Australia became the first country to do so ban social TV children under 16 in December. A month after the law was enacted, social media companies collectively suspended the accounts of nearly 5 million teenagers.

France, Denmark and Poland are also considering tightening laws on children’s media use, while Greece in April announced it would ban access to under-15s from January 2027.

Canadian government officials at a technology conference said it could take a year to pass the bill and 18 months to set up digital regulators.

Prime Minister Mark Carney has a very small number of people in Parliament, which is due for a summer break soon.

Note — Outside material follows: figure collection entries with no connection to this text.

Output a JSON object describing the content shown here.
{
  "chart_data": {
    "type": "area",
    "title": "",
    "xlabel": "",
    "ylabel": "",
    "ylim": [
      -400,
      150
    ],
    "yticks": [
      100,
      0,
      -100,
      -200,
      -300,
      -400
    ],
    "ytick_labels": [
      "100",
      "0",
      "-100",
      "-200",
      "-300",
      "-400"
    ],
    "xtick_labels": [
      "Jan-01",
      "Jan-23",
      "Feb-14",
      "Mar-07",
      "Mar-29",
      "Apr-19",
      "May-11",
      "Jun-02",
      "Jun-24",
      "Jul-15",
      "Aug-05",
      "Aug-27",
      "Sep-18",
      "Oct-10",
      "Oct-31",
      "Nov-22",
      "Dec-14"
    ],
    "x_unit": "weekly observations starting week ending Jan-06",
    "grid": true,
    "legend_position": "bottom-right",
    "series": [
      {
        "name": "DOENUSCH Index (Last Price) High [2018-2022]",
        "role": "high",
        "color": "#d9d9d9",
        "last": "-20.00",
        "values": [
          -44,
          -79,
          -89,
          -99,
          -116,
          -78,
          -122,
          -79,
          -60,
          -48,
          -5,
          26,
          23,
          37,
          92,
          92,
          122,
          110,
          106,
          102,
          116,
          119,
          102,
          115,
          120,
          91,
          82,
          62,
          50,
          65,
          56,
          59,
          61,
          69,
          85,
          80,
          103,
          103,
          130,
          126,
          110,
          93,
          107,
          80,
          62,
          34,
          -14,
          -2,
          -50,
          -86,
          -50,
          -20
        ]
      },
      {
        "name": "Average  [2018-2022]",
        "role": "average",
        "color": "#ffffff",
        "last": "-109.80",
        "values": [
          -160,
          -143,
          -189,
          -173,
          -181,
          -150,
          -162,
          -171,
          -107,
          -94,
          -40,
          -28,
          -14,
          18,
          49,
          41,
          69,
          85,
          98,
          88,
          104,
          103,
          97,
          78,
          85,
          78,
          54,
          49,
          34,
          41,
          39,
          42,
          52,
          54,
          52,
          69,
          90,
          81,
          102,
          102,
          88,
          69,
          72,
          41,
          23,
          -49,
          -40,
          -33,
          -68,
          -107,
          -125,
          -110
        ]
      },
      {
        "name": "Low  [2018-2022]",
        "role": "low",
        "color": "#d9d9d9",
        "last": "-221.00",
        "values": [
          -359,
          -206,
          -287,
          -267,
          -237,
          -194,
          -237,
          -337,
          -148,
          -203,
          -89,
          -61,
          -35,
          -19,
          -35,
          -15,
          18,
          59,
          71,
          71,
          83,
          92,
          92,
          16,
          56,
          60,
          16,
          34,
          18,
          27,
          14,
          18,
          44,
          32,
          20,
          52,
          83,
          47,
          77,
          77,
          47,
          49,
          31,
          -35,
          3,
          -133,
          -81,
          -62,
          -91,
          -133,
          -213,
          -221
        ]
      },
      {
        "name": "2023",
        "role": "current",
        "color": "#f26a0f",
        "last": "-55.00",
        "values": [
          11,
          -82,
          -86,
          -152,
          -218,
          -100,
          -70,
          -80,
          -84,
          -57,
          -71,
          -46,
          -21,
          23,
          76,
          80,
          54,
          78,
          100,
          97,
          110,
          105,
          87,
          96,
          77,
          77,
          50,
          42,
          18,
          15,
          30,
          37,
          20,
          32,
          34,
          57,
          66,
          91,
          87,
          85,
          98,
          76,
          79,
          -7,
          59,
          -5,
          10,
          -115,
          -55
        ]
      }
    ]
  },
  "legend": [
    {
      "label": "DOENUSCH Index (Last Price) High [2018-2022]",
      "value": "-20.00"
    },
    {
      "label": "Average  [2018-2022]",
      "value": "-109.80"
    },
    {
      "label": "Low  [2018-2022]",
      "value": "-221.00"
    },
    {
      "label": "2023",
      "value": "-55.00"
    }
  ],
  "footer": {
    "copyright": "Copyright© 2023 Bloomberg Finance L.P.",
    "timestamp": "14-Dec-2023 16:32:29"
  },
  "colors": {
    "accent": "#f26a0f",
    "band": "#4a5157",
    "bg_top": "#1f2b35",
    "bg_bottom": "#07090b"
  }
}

In its proposal for Bill C-34, the government said that apart from human behavior, harm on the Internet “is also created by the way digital services are designed and used.” Factors such as algorithmic processing, dating feeds, autoplay, and endless scrolling can amplify harmful content and increase exposure, especially for younger users.

AI has added new challenges, and “freedom and digital services have not matched the scale, speed, and severity of online harm”, the government said.

Based on this, the bill seeks to establish new security requirements for social media services and AI chatbot services, which require these services to identify risks that may occur on their platforms, take measures to address certain risks, use security-related features and similar age, create user guidelines, provide tools, such as blocking and flagging, and provide digital security plans.

It also wants the platform to remove content that “exploits a child”, or includes inappropriate sharing of intimate photos, within 24 hours of being discovered, according to local media reports.